The number of outbreaks occurring simultaneously across all WHO Regions is straining the overall epidemic response capacity. Protracted outbreaks of cholera are draining public health response personnel and depleting resources.

Due to the global shortage of OCV, the ICG recently made the unprecedented decision to temporarily suspend the second dose strategy for the outbreak response. There are also significant delays and shortages of medical supplies that can lead to preventable and avoidable deaths.

WHO advice

WHO recommends improving access to proper and timely case management of cholera cases, improving access to safe drinking water and sanitation infrastructure, as well as improving infection prevention and control in healthcare facilities. These measures along with the promotion of preventive hygiene practices and food safety in affected communities are the most effective means of controlling cholera. Effective risk communication and community engagement strategies are needed to encourage behavioral change and adoption of appropriate preventive measures.
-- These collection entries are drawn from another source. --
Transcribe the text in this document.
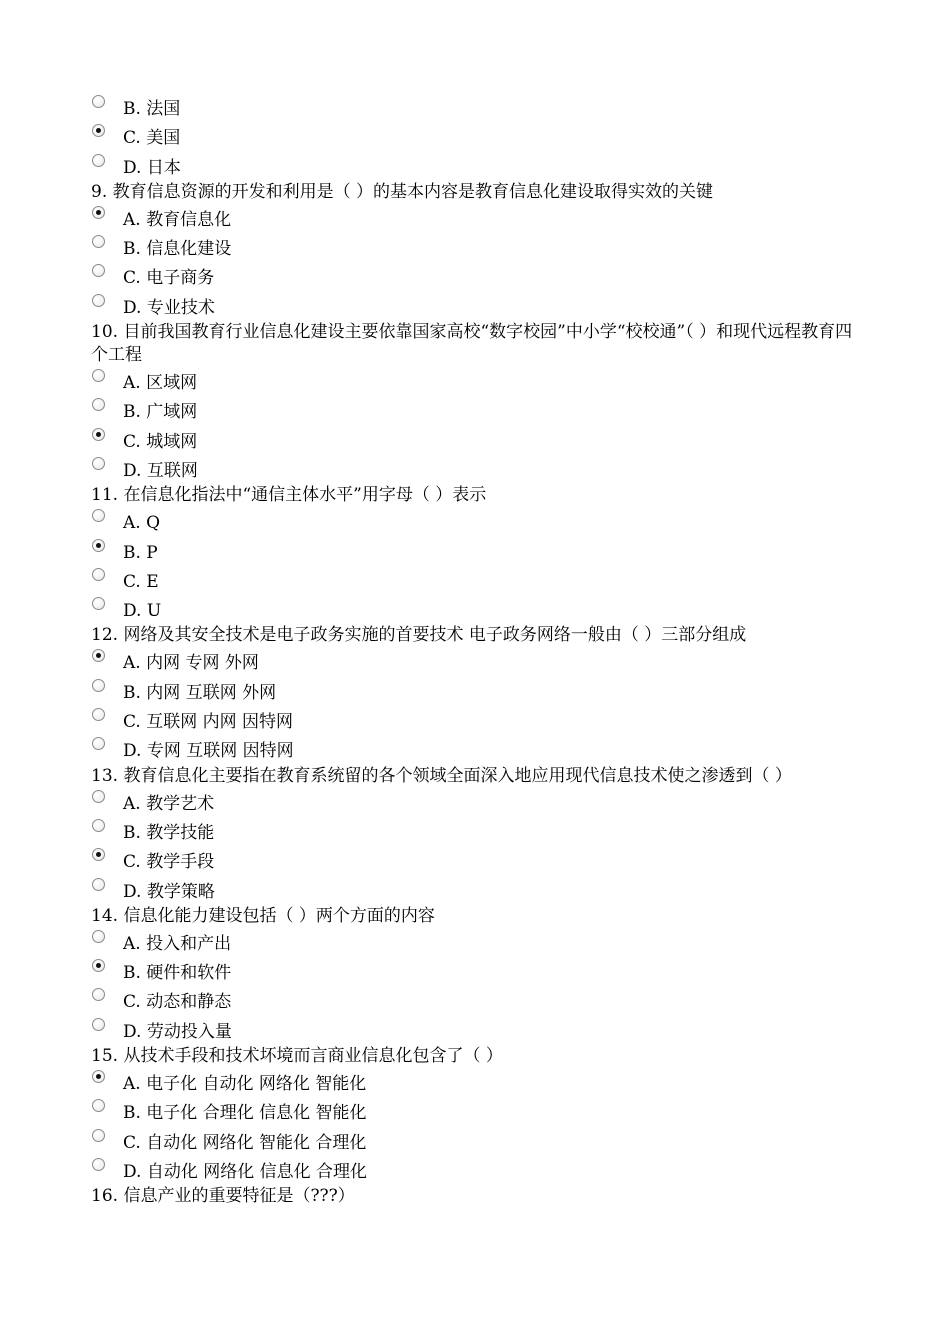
B. 法国
C. 美国
D. 日本

9. 教育信息资源的开发和利用是（ ）的基本内容是教育信息化建设取得实效的关键

A. 教育信息化
B. 信息化建设
C. 电子商务
D. 专业技术

10. 目前我国教育行业信息化建设主要依靠国家高校“数字校园”中小学“校校通”（ ）和现代远程教育四个工程

A. 区域网
B. 广域网
C. 城域网
D. 互联网

11. 在信息化指法中“通信主体水平”用字母（ ）表示

A. Q
B. P
C. E
D. U

12. 网络及其安全技术是电子政务实施的首要技术 电子政务网络一般由（ ）三部分组成

A. 内网 专网 外网
B. 内网 互联网 外网
C. 互联网 内网 因特网
D. 专网 互联网 因特网

13. 教育信息化主要指在教育系统留的各个领域全面深入地应用现代信息技术使之渗透到（ ）

A. 教学艺术
B. 教学技能
C. 教学手段
D. 教学策略

14. 信息化能力建设包括（ ）两个方面的内容

A. 投入和产出
B. 硬件和软件
C. 动态和静态
D. 劳动投入量

15. 从技术手段和技术坏境而言商业信息化包含了（ ）

A. 电子化 自动化 网络化 智能化
B. 电子化 合理化 信息化 智能化
C. 自动化 网络化 智能化 合理化
D. 自动化 网络化 信息化 合理化

16. 信息产业的重要特征是（???）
The OCV should be used in conjunction with improvements in water and sanitation to control cholera outbreaks and for prevention in targeted areas known to be at high risk for cholera.

WHO recommends Member States to strengthen and maintain surveillance for cholera, especially at the community level, for the early detection of suspected cases and to provide adequate treatment and prevent its spread. Early and adequate treatment limits the CFR of patients to less than 1%.

WHO does not recommend any travel or trade restrictions on Member States based on the currently available information. However, as the outbreak also affects border areas where there is a significant cross-border movement, WHO encourages Member States to ensure cooperation and regular information sharing across all levels of the organization so that any spread across the border is quickly assessed and contained.